In the course of a typical day (and with the exception of encounters with immediate family), I and many other older adults who are retired or live in generationally segregated communities or work and socialize only with others our age have very few personal interactions with younger people. And I’m convinced that we are the lesser for it. When nonrelated individuals of different generations are artificially separated, either by necessity or choice, what often results are an ignorance and intolerance of one another’s special insights that can be mutually enlightening and beneficial.

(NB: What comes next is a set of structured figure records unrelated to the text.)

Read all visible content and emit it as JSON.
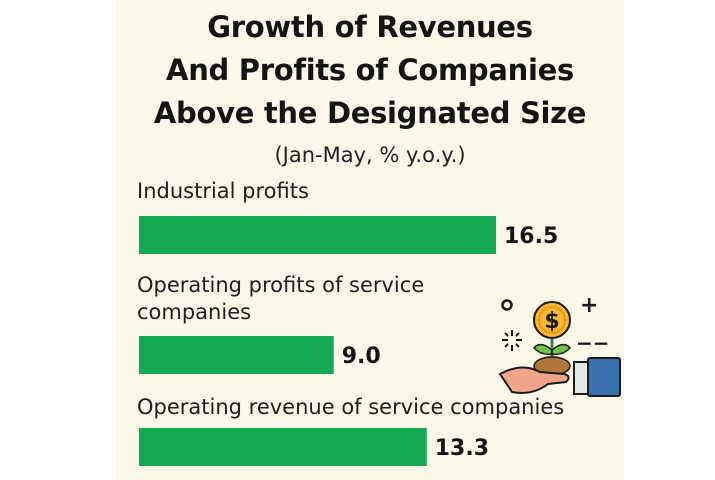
{
  "chart_data": {
    "type": "bar",
    "orientation": "horizontal",
    "title": "Growth of Revenues And Profits of Companies Above the Designated Size",
    "title_lines": [
      "Growth of Revenues",
      "And Profits of Companies",
      "Above the Designated Size"
    ],
    "subtitle": "(Jan-May, % y.o.y.)",
    "categories": [
      [
        "Industrial profits"
      ],
      [
        "Operating profits of service",
        "companies"
      ],
      [
        "Operating revenue of service companies"
      ]
    ],
    "values": [
      16.5,
      9.0,
      13.3
    ],
    "value_labels": [
      "16.5",
      "9.0",
      "13.3"
    ],
    "bar_color": "#14ab54",
    "background": "#fbf8ea",
    "xlim": [
      0,
      16.5
    ],
    "grid": false,
    "legend": "none"
  },
  "illustration": {
    "icon": "money-plant-hand-icon",
    "coin_symbol": "$",
    "plus_sign": "+",
    "minus_sign": "−−"
  }
}
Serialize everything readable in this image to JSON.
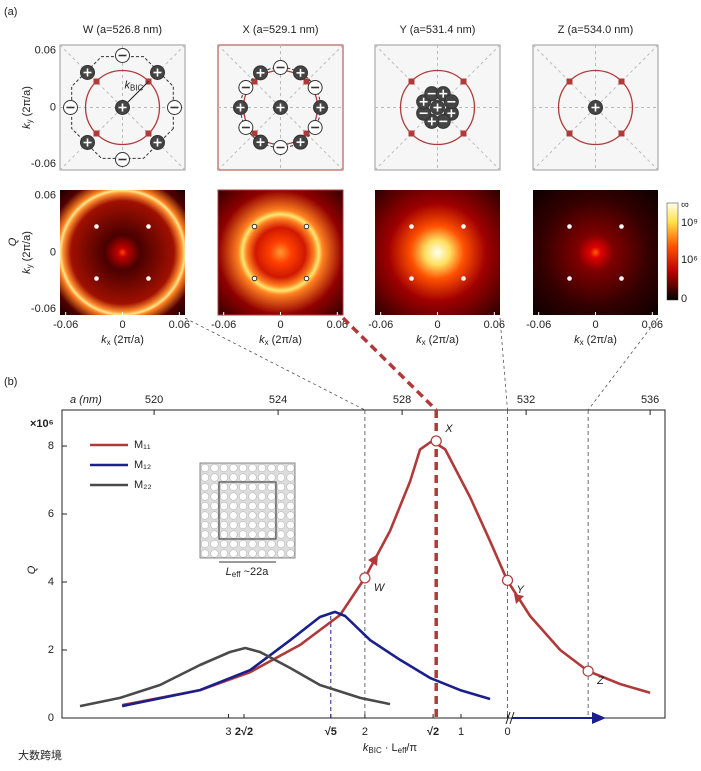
{
  "panel_labels": [
    "(a)",
    "(b)"
  ],
  "a_panels": {
    "titles": [
      "W (a=526.8 nm)",
      "X (a=529.1 nm)",
      "Y (a=531.4 nm)",
      "Z (a=534.0 nm)"
    ],
    "ylabel_parts": [
      "k",
      "y",
      " (2π/a)"
    ],
    "xlabel_parts": [
      "k",
      "x",
      " (2π/a)"
    ],
    "q_label": "Q",
    "kbic_parts": [
      "k",
      "BIC"
    ],
    "ticks": [
      -0.06,
      0,
      0.06
    ],
    "lim": [
      -0.066,
      0.066
    ],
    "colorbar": [
      "∞",
      "10⁹",
      "10⁶",
      "0"
    ]
  },
  "chart_data": {
    "type": "line",
    "xlabel": "a (nm)",
    "xlim": [
      517.03,
      536.48
    ],
    "xticks": [
      520,
      524,
      528,
      532,
      536
    ],
    "ylabel": "Q",
    "y_multiplier": "×10⁶",
    "ylim": [
      0,
      9.06
    ],
    "yticks": [
      0,
      2,
      4,
      6,
      8
    ],
    "klabel_parts": [
      "k",
      "BIC",
      " · L",
      "eff",
      "/π"
    ],
    "kticks": [
      {
        "value": 3,
        "label": "3",
        "a": 522.4,
        "color": "#333333"
      },
      {
        "value": 2.828,
        "label": "2√2",
        "a": 522.9,
        "color": "#4a4a4a"
      },
      {
        "value": 2.236,
        "label": "√5",
        "a": 525.7,
        "color": "#1a1f8c"
      },
      {
        "value": 2,
        "label": "2",
        "a": 526.8,
        "color": "#333333"
      },
      {
        "value": 1.414,
        "label": "√2",
        "a": 529.0,
        "color": "#b03a3a"
      },
      {
        "value": 1,
        "label": "1",
        "a": 529.9,
        "color": "#333333"
      },
      {
        "value": 0,
        "label": "0",
        "a": 531.4,
        "color": "#333333"
      }
    ],
    "series": [
      {
        "name": "M₁₁",
        "color": "#b03a3a",
        "x": [
          518.97,
          521.48,
          523.1,
          524.71,
          526.0,
          526.8,
          527.61,
          528.26,
          528.58,
          528.97,
          529.39,
          530.19,
          530.84,
          531.39,
          532.13,
          533.1,
          534.0,
          535.03,
          536.0
        ],
        "values": [
          0.38,
          0.82,
          1.35,
          2.15,
          3.03,
          4.12,
          5.5,
          6.97,
          7.9,
          8.15,
          7.9,
          6.5,
          5.2,
          4.05,
          3.0,
          2.0,
          1.38,
          1.0,
          0.74
        ]
      },
      {
        "name": "M₁₂",
        "color": "#1a1f8c",
        "x": [
          518.97,
          521.48,
          523.1,
          524.39,
          525.35,
          525.84,
          526.16,
          526.97,
          527.94,
          528.9,
          529.87,
          530.84
        ],
        "values": [
          0.35,
          0.82,
          1.41,
          2.29,
          2.97,
          3.12,
          3.0,
          2.29,
          1.71,
          1.18,
          0.82,
          0.56
        ]
      },
      {
        "name": "M₂₂",
        "color": "#4a4a4a",
        "x": [
          517.61,
          518.9,
          520.19,
          521.48,
          522.45,
          522.94,
          523.42,
          524.39,
          525.35,
          526.65,
          527.61
        ],
        "values": [
          0.35,
          0.59,
          0.97,
          1.56,
          1.94,
          2.06,
          1.94,
          1.47,
          0.97,
          0.59,
          0.41
        ]
      }
    ],
    "points": [
      {
        "label": "W",
        "x": 526.8,
        "y": 4.12
      },
      {
        "label": "X",
        "x": 529.1,
        "y": 8.15
      },
      {
        "label": "Y",
        "x": 531.4,
        "y": 4.05
      },
      {
        "label": "Z",
        "x": 534.0,
        "y": 1.38
      }
    ],
    "inset_label_parts": [
      "L",
      "eff",
      " ~22a"
    ]
  },
  "watermark": "大数跨境"
}
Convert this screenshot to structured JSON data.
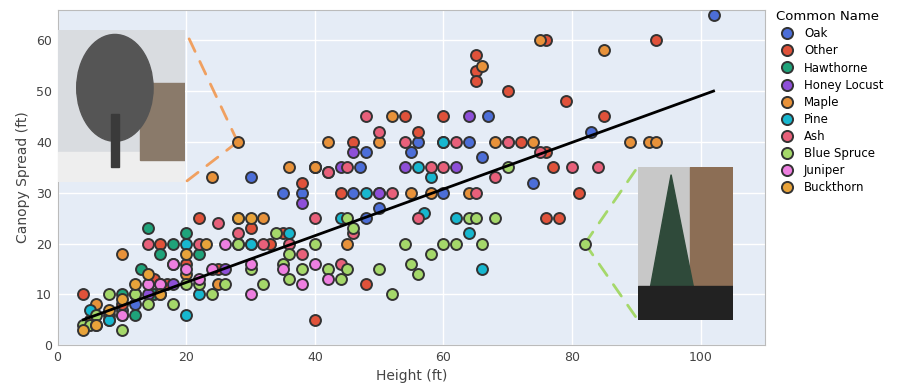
{
  "chart_data": {
    "type": "scatter",
    "x_label": "Height (ft)",
    "y_label": "Canopy Spread (ft)",
    "xlim": [
      0,
      110
    ],
    "xticks": [
      0,
      20,
      40,
      60,
      80,
      100
    ],
    "ylim": [
      0,
      66
    ],
    "yticks": [
      0,
      10,
      20,
      30,
      40,
      50,
      60
    ],
    "grid": true,
    "legend": "right",
    "legend_title": "Common Name",
    "series": [
      {
        "name": "Oak",
        "color": "#4C6ED8",
        "x": [
          102,
          83,
          74,
          67,
          64,
          56,
          55,
          48,
          47,
          46,
          40,
          38,
          35,
          30,
          12,
          8,
          10,
          60,
          66,
          50,
          48
        ],
        "values": [
          65,
          42,
          32,
          45,
          40,
          40,
          38,
          38,
          35,
          30,
          35,
          30,
          30,
          33,
          8,
          6,
          7,
          30,
          37,
          27,
          25
        ]
      },
      {
        "name": "Other",
        "color": "#E0523A",
        "x": [
          4,
          10,
          12,
          15,
          16,
          17,
          20,
          22,
          25,
          28,
          30,
          33,
          35,
          38,
          40,
          40,
          42,
          44,
          46,
          48,
          50,
          54,
          56,
          60,
          65,
          65,
          65,
          70,
          72,
          76,
          76,
          77,
          78,
          79,
          81,
          85,
          93,
          76
        ],
        "values": [
          10,
          8,
          10,
          13,
          20,
          12,
          16,
          25,
          15,
          20,
          23,
          20,
          22,
          32,
          5,
          35,
          34,
          30,
          40,
          12,
          30,
          45,
          42,
          45,
          57,
          54,
          52,
          50,
          40,
          38,
          60,
          35,
          25,
          48,
          30,
          45,
          60,
          25
        ]
      },
      {
        "name": "Hawthorne",
        "color": "#1FA37A",
        "x": [
          8,
          12,
          13,
          14,
          16,
          18,
          20,
          10,
          22,
          15
        ],
        "values": [
          5,
          6,
          15,
          23,
          18,
          20,
          22,
          10,
          18,
          10
        ]
      },
      {
        "name": "Honey Locust",
        "color": "#8E4FD8",
        "x": [
          10,
          14,
          18,
          26,
          30,
          46,
          50,
          54,
          62,
          64,
          38,
          44
        ],
        "values": [
          6,
          10,
          12,
          15,
          20,
          38,
          30,
          35,
          35,
          45,
          28,
          35
        ]
      },
      {
        "name": "Maple",
        "color": "#E8923A",
        "x": [
          5,
          6,
          10,
          16,
          20,
          24,
          25,
          28,
          28,
          32,
          36,
          40,
          42,
          45,
          50,
          52,
          55,
          58,
          60,
          64,
          66,
          68,
          70,
          75,
          89,
          92,
          93,
          85,
          74
        ],
        "values": [
          5,
          8,
          18,
          12,
          14,
          33,
          12,
          40,
          25,
          25,
          35,
          35,
          40,
          20,
          40,
          45,
          30,
          30,
          40,
          30,
          55,
          40,
          40,
          60,
          40,
          40,
          40,
          58,
          40
        ]
      },
      {
        "name": "Pine",
        "color": "#17B7CF",
        "x": [
          5,
          8,
          20,
          20,
          22,
          30,
          36,
          44,
          48,
          56,
          58,
          62,
          64,
          66,
          57,
          60
        ],
        "values": [
          7,
          5,
          6,
          20,
          10,
          20,
          22,
          25,
          30,
          35,
          33,
          25,
          22,
          15,
          26,
          40
        ]
      },
      {
        "name": "Ash",
        "color": "#E8607A",
        "x": [
          14,
          18,
          22,
          25,
          28,
          32,
          36,
          38,
          40,
          42,
          45,
          48,
          50,
          52,
          54,
          56,
          58,
          60,
          62,
          65,
          68,
          70,
          75,
          80,
          84,
          44,
          46
        ],
        "values": [
          20,
          16,
          20,
          24,
          22,
          20,
          20,
          18,
          25,
          34,
          35,
          45,
          42,
          30,
          40,
          25,
          35,
          35,
          40,
          30,
          33,
          40,
          38,
          35,
          35,
          16,
          22
        ]
      },
      {
        "name": "Blue Spruce",
        "color": "#A5D86A",
        "x": [
          4,
          5,
          6,
          8,
          10,
          12,
          14,
          16,
          18,
          20,
          22,
          24,
          26,
          28,
          30,
          32,
          34,
          35,
          36,
          38,
          40,
          42,
          44,
          45,
          46,
          50,
          52,
          54,
          55,
          56,
          58,
          60,
          62,
          64,
          66,
          68,
          70,
          65,
          82,
          45,
          36
        ],
        "values": [
          4,
          4,
          6,
          10,
          3,
          10,
          8,
          10,
          8,
          12,
          12,
          10,
          12,
          20,
          15,
          12,
          22,
          16,
          13,
          15,
          20,
          15,
          13,
          25,
          23,
          15,
          10,
          20,
          16,
          14,
          18,
          20,
          20,
          25,
          20,
          25,
          35,
          25,
          20,
          15,
          18
        ]
      },
      {
        "name": "Juniper",
        "color": "#EE7FE0",
        "x": [
          6,
          10,
          14,
          16,
          18,
          20,
          22,
          24,
          26,
          30,
          35,
          38,
          40,
          42,
          30
        ],
        "values": [
          4,
          6,
          12,
          12,
          16,
          15,
          13,
          15,
          20,
          16,
          15,
          12,
          16,
          13,
          10
        ]
      },
      {
        "name": "Buckthorn",
        "color": "#E8A33A",
        "x": [
          4,
          6,
          8,
          10,
          12,
          14,
          16,
          20,
          23,
          28,
          30
        ],
        "values": [
          3,
          4,
          7,
          9,
          12,
          14,
          10,
          18,
          20,
          25,
          25
        ]
      }
    ],
    "trend_line": {
      "x": [
        4,
        102
      ],
      "values": [
        5,
        50
      ],
      "color": "#000000"
    }
  }
}
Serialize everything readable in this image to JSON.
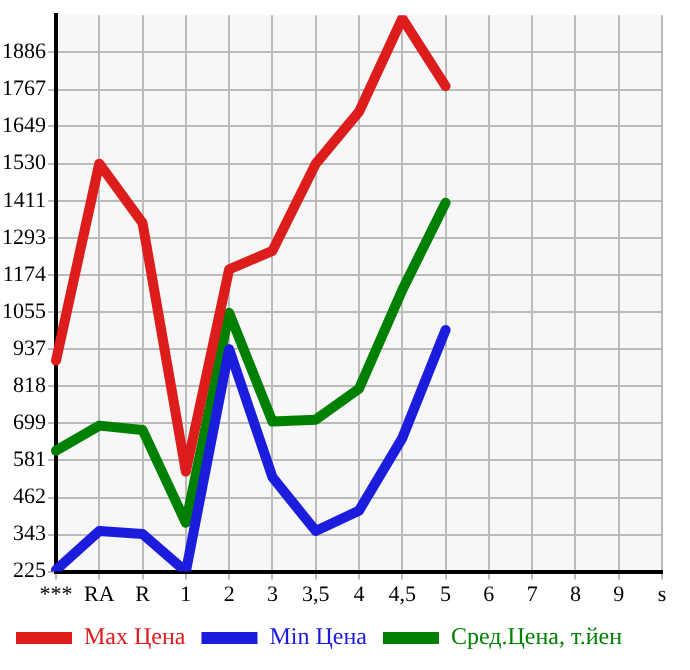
{
  "chart_data": {
    "type": "line",
    "categories": [
      "***",
      "RA",
      "R",
      "1",
      "2",
      "3",
      "3,5",
      "4",
      "4,5",
      "5",
      "6",
      "7",
      "8",
      "9",
      "s"
    ],
    "series": [
      {
        "name": "Max Цена",
        "color": "#dd1c1c",
        "values": [
          900,
          1530,
          1340,
          545,
          1192,
          1251,
          1530,
          1696,
          1995,
          1778,
          null,
          null,
          null,
          null,
          null
        ]
      },
      {
        "name": "Min Цена",
        "color": "#1c1cdd",
        "values": [
          230,
          355,
          345,
          225,
          937,
          527,
          355,
          420,
          652,
          998,
          null,
          null,
          null,
          null,
          null
        ]
      },
      {
        "name": "Сред.Цена, т.йен",
        "color": "#008000",
        "values": [
          612,
          692,
          678,
          381,
          1053,
          705,
          711,
          810,
          1126,
          1405,
          null,
          null,
          null,
          null,
          null
        ]
      }
    ],
    "ylim": [
      225,
      2005
    ],
    "yticks": [
      225,
      343,
      462,
      581,
      699,
      818,
      937,
      1055,
      1174,
      1293,
      1411,
      1530,
      1649,
      1767,
      1886
    ],
    "grid": true,
    "legend": "bottom",
    "marker": "none",
    "line_style": "solid"
  }
}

For my part, I hope to find more opportunities to mingle with decades-younger and -older people and, if I’m lucky, to establish friendships with them. I want to keep learning from them and, in turn, share my Boomer-based wisdom. As I see it, if we want to thrive, no matter our age, we need to find cultural ways to increase intergenerational communication, activity, and relationship. Precisely because we are in different places in the lifespan physically, mentally, emotionally, and spiritually, we can enrich everyone’s life by helping one another to grow.
And maybe in the process, we can create a social environment that stimulates “re-generation” of all kinds and keeps people like me from falling prey to the cognitive condition of Boomeritis.